Five-time world champion Viswanathan Anand will enter the crucial phase of the Candidates chess tournament.

Updated: March 21, 2014 4:17 pm
Topalov (L), who is a point behind Anand, and Aronian (R), have emerged as the Indian’s challengers (FIDE.com) Topalov (L), who is a point behind Anand, and Aronian (R), have emerged as the Indian’s challengers (FIDE.com)

Placed comfortably on top of the table with a half-point lead, five-time world champion Viswanathan Anand will enter the crucial phase of the Candidates chess tournament, taking on Peter Svidler on Friday after the second rest day.

From a great beginning to some cautious play, Anand, with four points from six games, leads his nearest contender Levon Aronian of Armenia by half a point.

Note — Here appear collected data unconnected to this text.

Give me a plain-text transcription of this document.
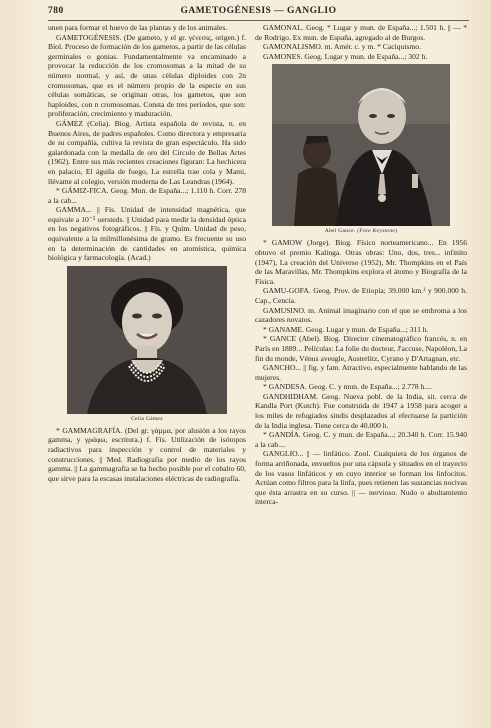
780	GAMETOGÉNESIS — GANGLIO

unen para formar el huevo de las plantas y de los animales.

GAMETOGÉNESIS. (De gameto, y el gr. γένεσις, origen.) f. Biol. Proceso de formación de los gametos, a partir de las células germinales o gonias. Fundamentalmente va encaminado a provocar la reducción de los cromosomas a la mitad de su número normal, y así, de unas células diploides con 2n cromosomas, que es el número propio de la especie en sus células somáticas, se originan otras, los gametos, que son haploides, con n cromosomas. Consta de tres períodos, que son: proliferación, crecimiento y maduración.

GÁMEZ (Celia). Biog. Artista española de revista, n. en Buenos Aires, de padres españoles. Como directora y empresaria de su compañía, cultiva la revista de gran espectáculo. Ha sido galardonada con la medalla de oro del Círculo de Bellas Artes (1962). Entre sus más recientes creaciones figuran: La hechicera en palacio, El águila de fuego, La estrella trae cola y Mami, llévame al colegio, versión moderna de Las Leandras (1964).

* GÁMIZ-FICA. Geog. Mun. de España...; 1.110 h. Corr. 278 a la cab...

GAMMA... || Fís. Unidad de intensidad magnética, que equivale a 10⁻⁵ oersteds. || Unidad para medir la densidad óptica en los negativos fotográficos. || Fís. y Quím. Unidad de peso, equivalente a la milmillonésima de gramo. Es frecuente su uso en la determinación de cantidades en atomística, química biológica y farmacología. (Acad.)

Celia Gámez

* GAMMAGRAFÍA. (Del gr. γάμμα, por alusión a los rayos gamma, y γράφω, escritura.) f. Fís. Utilización de isótopos radiactivos para inspección y control de materiales y construcciones. || Med. Radiografía por medio de los rayos gamma. || La gammagrafía se ha hecho posible por el cobalto 60, que sirve para la escasas instalaciones eléctricas de radiografía.

GAMONAL. Geog. * Lugar y mun. de España...; 1.501 h. || — * de Rodrigo. Ex mun. de España, agregado al de Burgos.

GAMONALISMO. m. Amér. c. y m. * Caciquismo.

GAMONES. Geog. Lugar y mun. de España...; 302 h.

Abel Gance. (Foto Keystone)

* GAMOW (Jorge). Biog. Físico norteamericano... En 1956 obtuvo el premio Kalinga. Otras obras: Uno, dos, tres... infinito (1947), La creación del Universo (1952), Mr. Thompkins en el País de las Maravillas, Mr. Thompkins explora el átomo y Biografía de la Física.

GAMU-GOFA. Geog. Prov. de Etiopía; 39.000 km.² y 900.000 h. Cap., Cencia.

GAMUSINO. m. Animal imaginario con el que se embroma a los cazadores novatos.

* GANAME. Geog. Lugar y mun. de España...; 311 h.

* GANCE (Abel). Biog. Director cinematográfico francés, n. en París en 1889... Películas: La folie du docteur, J'accuse, Napoléon, La fin du monde, Vénus aveugle, Austerlitz, Cyrano y D'Artagnan, etc.

GANCHO... || fig. y fam. Atractivo, especialmente hablando de las mujeres.

* GANDESA. Geog. C. y mun. de España...; 2.778 h....

GANDHIDHAM. Geog. Nueva pobl. de la India, sit. cerca de Kandla Port (Kutch). Fue construida de 1947 a 1958 para acoger a los miles de refugiados sindis desplazados al efectuarse la partición de la India inglesa. Tiene cerca de 40.000 h.

* GANDÍA. Geog. C. y mun. de España...; 20.340 h. Corr. 15.940 a la cab....

GANGLIO... || — linfático. Zool. Cualquiera de los órganos de forma arriñonada, envueltos por una cápsula y situados en el trayecto de los vasos linfáticos y en cuyo interior se forman los linfocitos. Actúan como filtros para la linfa, pues retienen las sustancias nocivas que ésta arrastra en su curso. || — nervioso. Nudo o abultamiento interca-
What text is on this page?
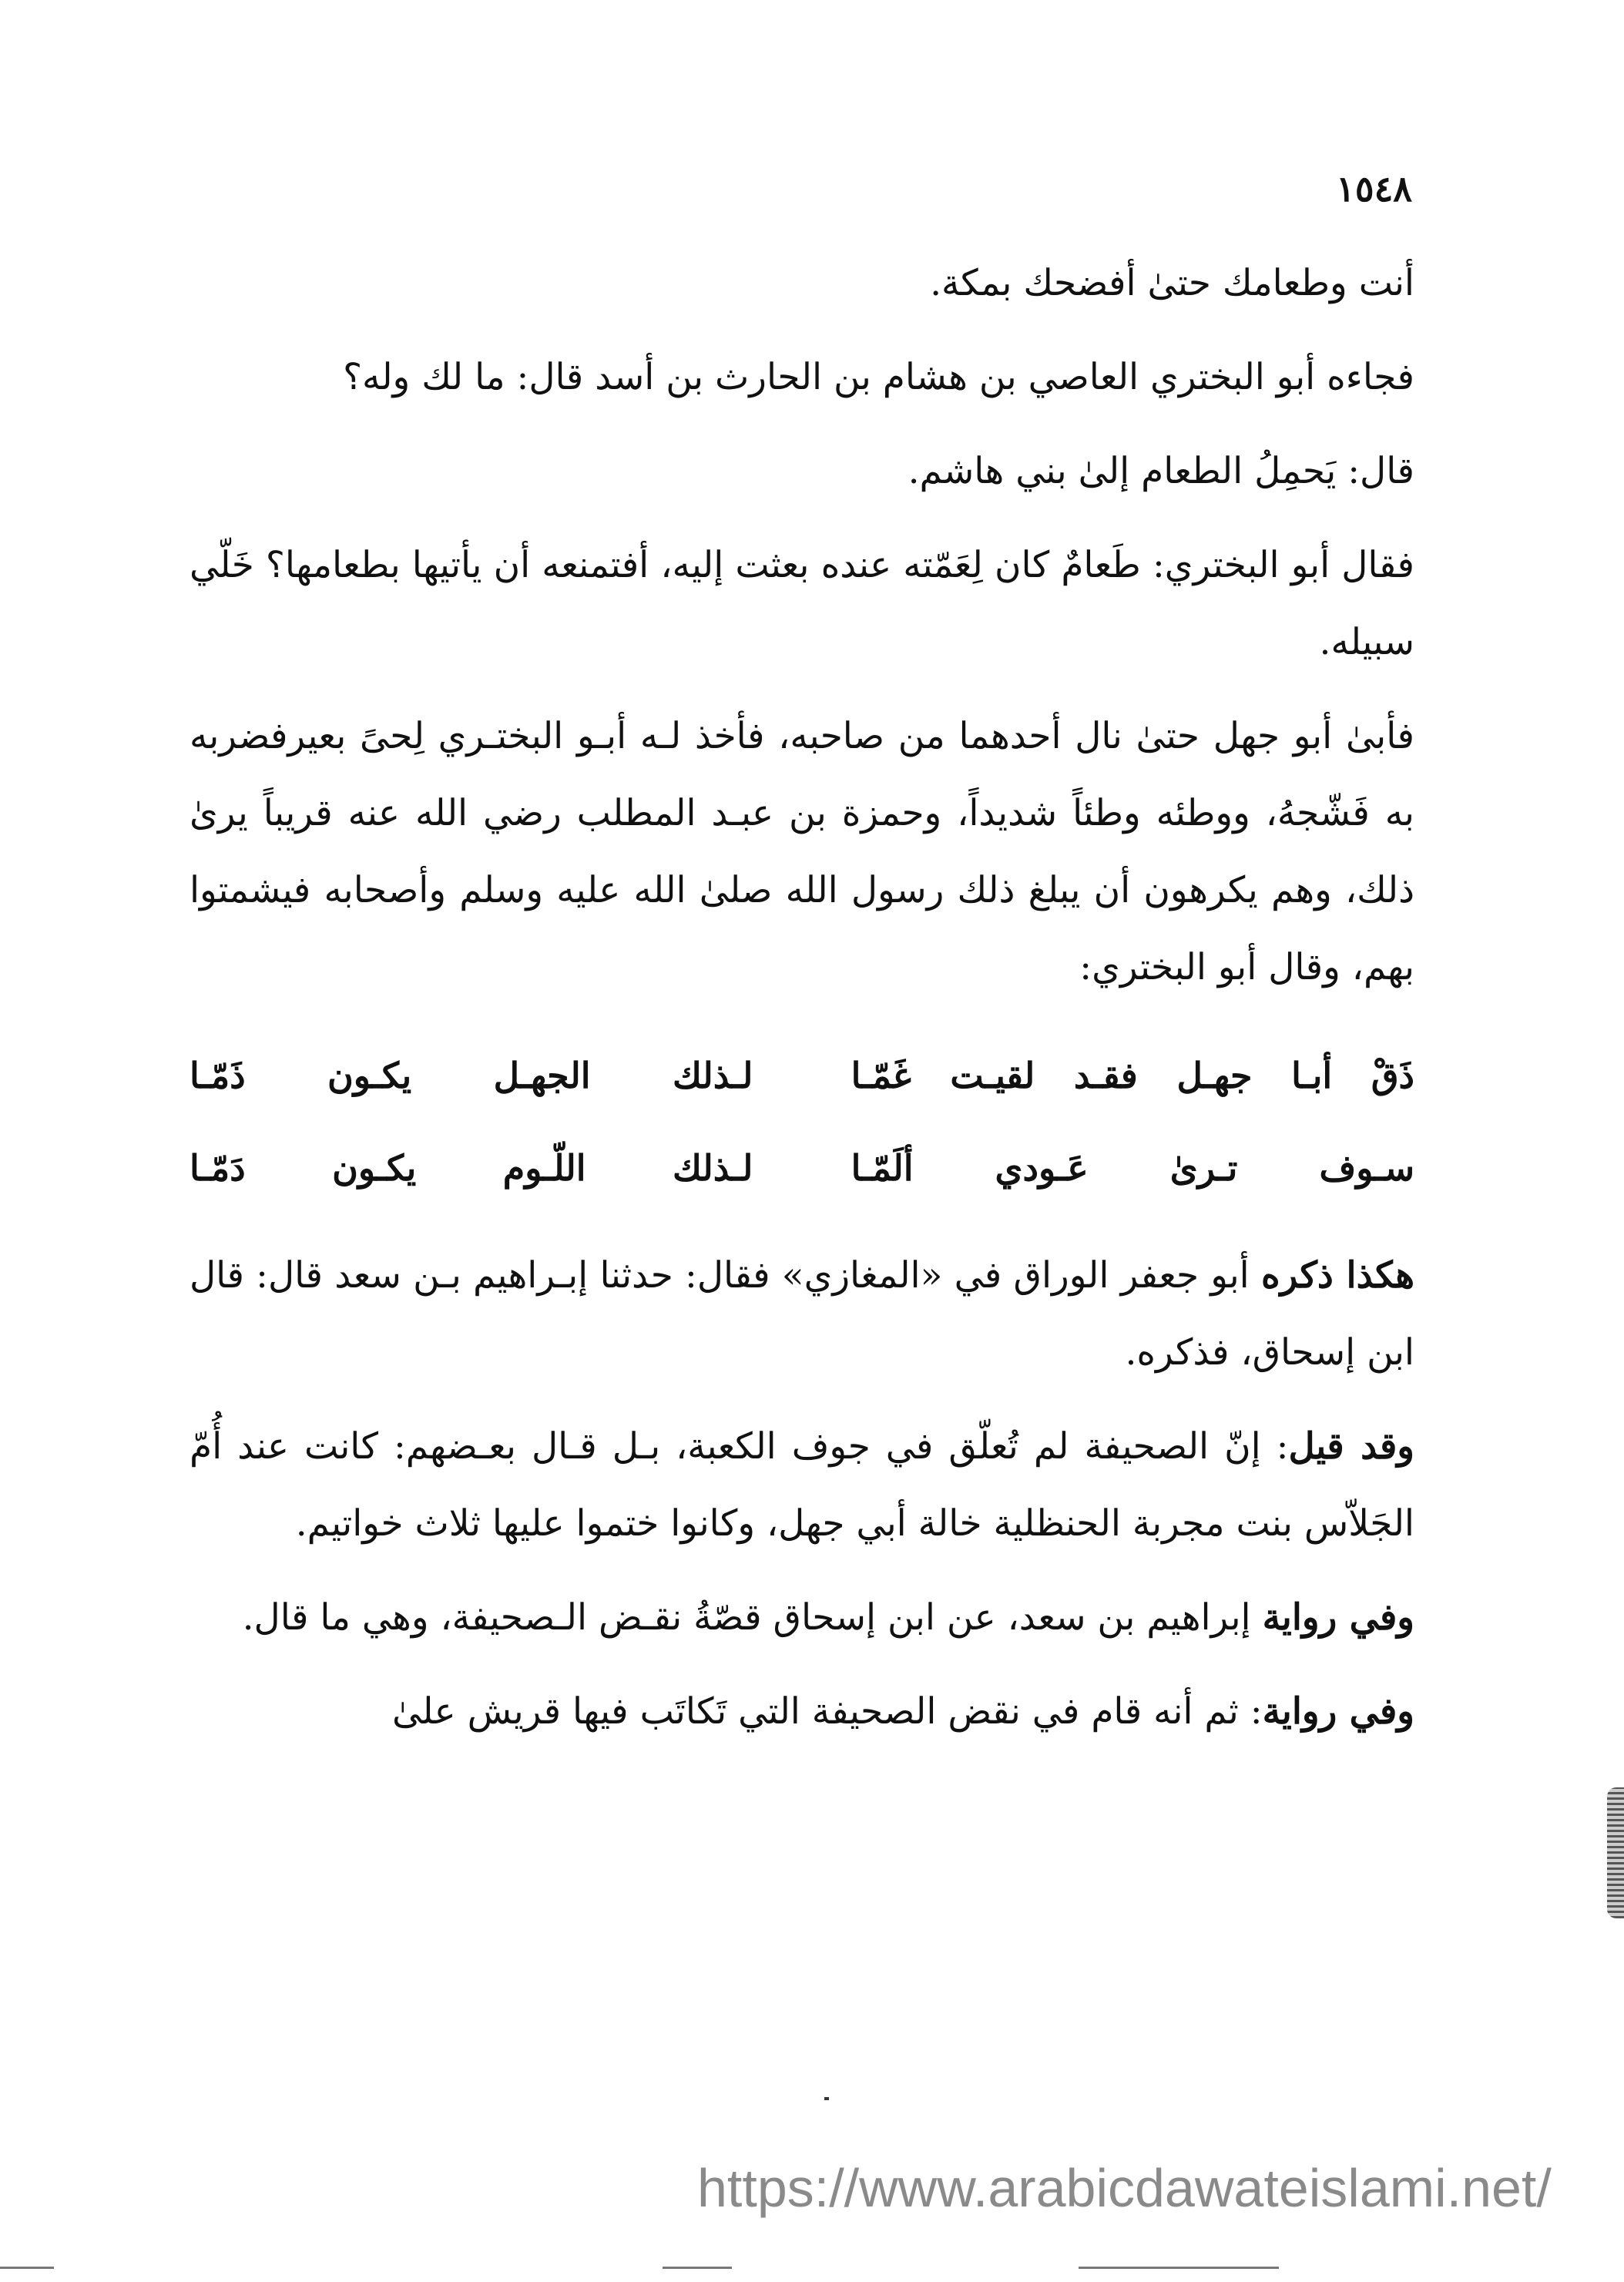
١٥٤٨

أنت وطعامك حتىٰ أفضحك بمكة.

فجاءه أبو البختري العاصي بن هشام بن الحارث بن أسد قال: ما لك وله؟

قال: يَحمِلُ الطعام إلىٰ بني هاشم.

فقال أبو البختري: طَعامٌ كان لِعَمّته عنده بعثت إليه، أفتمنعه أن يأتيها بطعامها؟ خَلّي سبيله.

فأبىٰ أبو جهل حتىٰ نال أحدهما من صاحبه، فأخذ لـه أبـو البختـري لِحىً بعيرفضربه به فَشّجهُ، ووطئه وطئاً شديداً، وحمزة بن عبـد المطلب رضي الله عنه قريباً يرىٰ ذلك، وهم يكرهون أن يبلغ ذلك رسول الله صلىٰ الله عليه وسلم وأصحابه فيشمتوا بهم، وقال أبو البختري:

ذَقْ أبـا جهـل فقـد لقيـت غَمّـا
لـذلك الجهـل يكـون ذَمّـا
سـوف تـرىٰ عَـودي ألَمّـا
لـذلك اللّـوم يكـون دَمّـا

هكذا ذكره أبو جعفر الوراق في «المغازي» فقال: حدثنا إبـراهيم بـن سعد قال: قال ابن إسحاق، فذكره.

وقد قيل: إنّ الصحيفة لم تُعلّق في جوف الكعبة، بـل قـال بعـضهم: كانت عند أُمّ الجَلاّس بنت مجربة الحنظلية خالة أبي جهل، وكانوا ختموا عليها ثلاث خواتيم.

وفي رواية إبراهيم بن سعد، عن ابن إسحاق قصّةُ نقـض الـصحيفة، وهي ما قال.

وفي رواية: ثم أنه قام في نقض الصحيفة التي تَكاتَب فيها قريش علىٰ

https://www.arabicdawateislami.net/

It’s a closely-matched field as almost everyone except the lowest seed, Dmitry Andreikin of Russia, seems to be in the race to be the challenger for the next world championship match against Magnus Carlsen to be played later this year. The eight player double-round-robin tournament has seen a lot of excitement. There are no clear favourites as yet but surely, Anand has an edge thanks to his cushion.

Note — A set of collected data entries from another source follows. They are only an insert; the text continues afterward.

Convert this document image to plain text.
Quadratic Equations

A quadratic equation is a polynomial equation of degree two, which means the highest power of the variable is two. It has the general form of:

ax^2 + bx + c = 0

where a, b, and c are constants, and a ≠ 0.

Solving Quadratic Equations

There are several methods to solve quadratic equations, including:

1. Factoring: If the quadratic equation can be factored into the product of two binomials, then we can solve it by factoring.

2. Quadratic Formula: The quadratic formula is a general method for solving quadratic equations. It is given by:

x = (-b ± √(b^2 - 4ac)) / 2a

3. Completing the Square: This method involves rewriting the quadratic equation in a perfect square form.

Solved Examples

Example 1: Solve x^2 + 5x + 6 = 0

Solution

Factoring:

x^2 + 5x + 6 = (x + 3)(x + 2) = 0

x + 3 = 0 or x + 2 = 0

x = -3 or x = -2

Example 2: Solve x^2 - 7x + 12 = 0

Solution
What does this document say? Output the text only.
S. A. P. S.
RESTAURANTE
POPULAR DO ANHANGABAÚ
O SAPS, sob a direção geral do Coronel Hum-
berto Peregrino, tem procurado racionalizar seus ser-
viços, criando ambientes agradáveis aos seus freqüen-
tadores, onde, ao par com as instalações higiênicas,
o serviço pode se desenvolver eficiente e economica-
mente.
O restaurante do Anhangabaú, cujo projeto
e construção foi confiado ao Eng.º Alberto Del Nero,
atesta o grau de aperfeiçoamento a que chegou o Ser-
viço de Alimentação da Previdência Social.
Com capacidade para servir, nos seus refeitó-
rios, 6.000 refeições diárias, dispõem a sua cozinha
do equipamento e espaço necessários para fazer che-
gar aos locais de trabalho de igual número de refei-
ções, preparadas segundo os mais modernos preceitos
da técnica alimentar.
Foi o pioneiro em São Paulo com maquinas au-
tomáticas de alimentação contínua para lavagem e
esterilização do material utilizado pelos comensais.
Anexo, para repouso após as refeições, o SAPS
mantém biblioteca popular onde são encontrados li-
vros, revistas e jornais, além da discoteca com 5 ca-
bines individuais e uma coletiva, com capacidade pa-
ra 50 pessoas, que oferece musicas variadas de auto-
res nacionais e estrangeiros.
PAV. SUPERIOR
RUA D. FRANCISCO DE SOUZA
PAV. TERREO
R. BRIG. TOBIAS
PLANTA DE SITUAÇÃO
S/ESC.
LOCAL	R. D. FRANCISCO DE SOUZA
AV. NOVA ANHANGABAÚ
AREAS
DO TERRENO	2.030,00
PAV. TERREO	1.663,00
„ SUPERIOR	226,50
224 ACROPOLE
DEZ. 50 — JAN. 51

The stakes are high as apart from a match against Carlsen, the winner will take home 1,35,000 Euros (a little over Rs 1 crore) as cash prize.

The Russian duo of Vladimir Kramnik and Peter Svidler, Bulgarian Veselin Topalov and Shakhriyar Mamedyarov of Azerbaijan follow Aronian, a half point behind on three points apiece, and all of them have reasons to fancy their chances as the tournament nears the completion of the first half.

Not far behind is Sergey Karjakin on 2.5 points, who can not only play the spoiler but also has it in him to pull a few victories to match the leaders.

Anand has been leading from day one. It was the day when Anand showed to the world that he is not finished yet. No one could have asked for a better start than a victory over Aronian. A draw with Topalov followed, with the Indian ace in absolute control and the third round saw an inspiring performance when Mamedyarov was crushed in all departments of the game.

Since then, however, Anand has adopted a cautious approach. In the fourth round, Kramnik played the Vienna variation and the Indian would have fancied his chances but the Russian showed better preparation and got an easy draw. Andreikin struggled a little in the fifth round but did not face many difficulties before drawing with the Indian and in the previous round, Sergey Karjakin suffered just momentarily before steering to safety.

If the first three games showed Anand in great spirits, the last three have dampened them a little. And the next two games will be most crucial as Anand meets both, Svidler and Aronian with black in the seventh and eighth rounds respectively. Should he come out unscathed in the next two, Anand will be a huge favourite.

After an insipid start that involved four draws and a loss, Topalov came back with a bang scoring over Kramnik in the previous round. The result changed many equations and Kramnik, who had looked almost invincible thus far, suddenly finds his position vulnerable.

It was a similar story for Svidler who had come up with some sterling chess till the fifth round. Had Svidler been on track, he would have had at least one point more till the fifth round itself. He lost the sixth round against Mamedyarov.

Kramnik crushed Karjakin in round two, missed a winning continuation against Aronian and got the easiest of draws with black against Anand. Things were shaping well till he met Topalov but he will have to do the hard work again.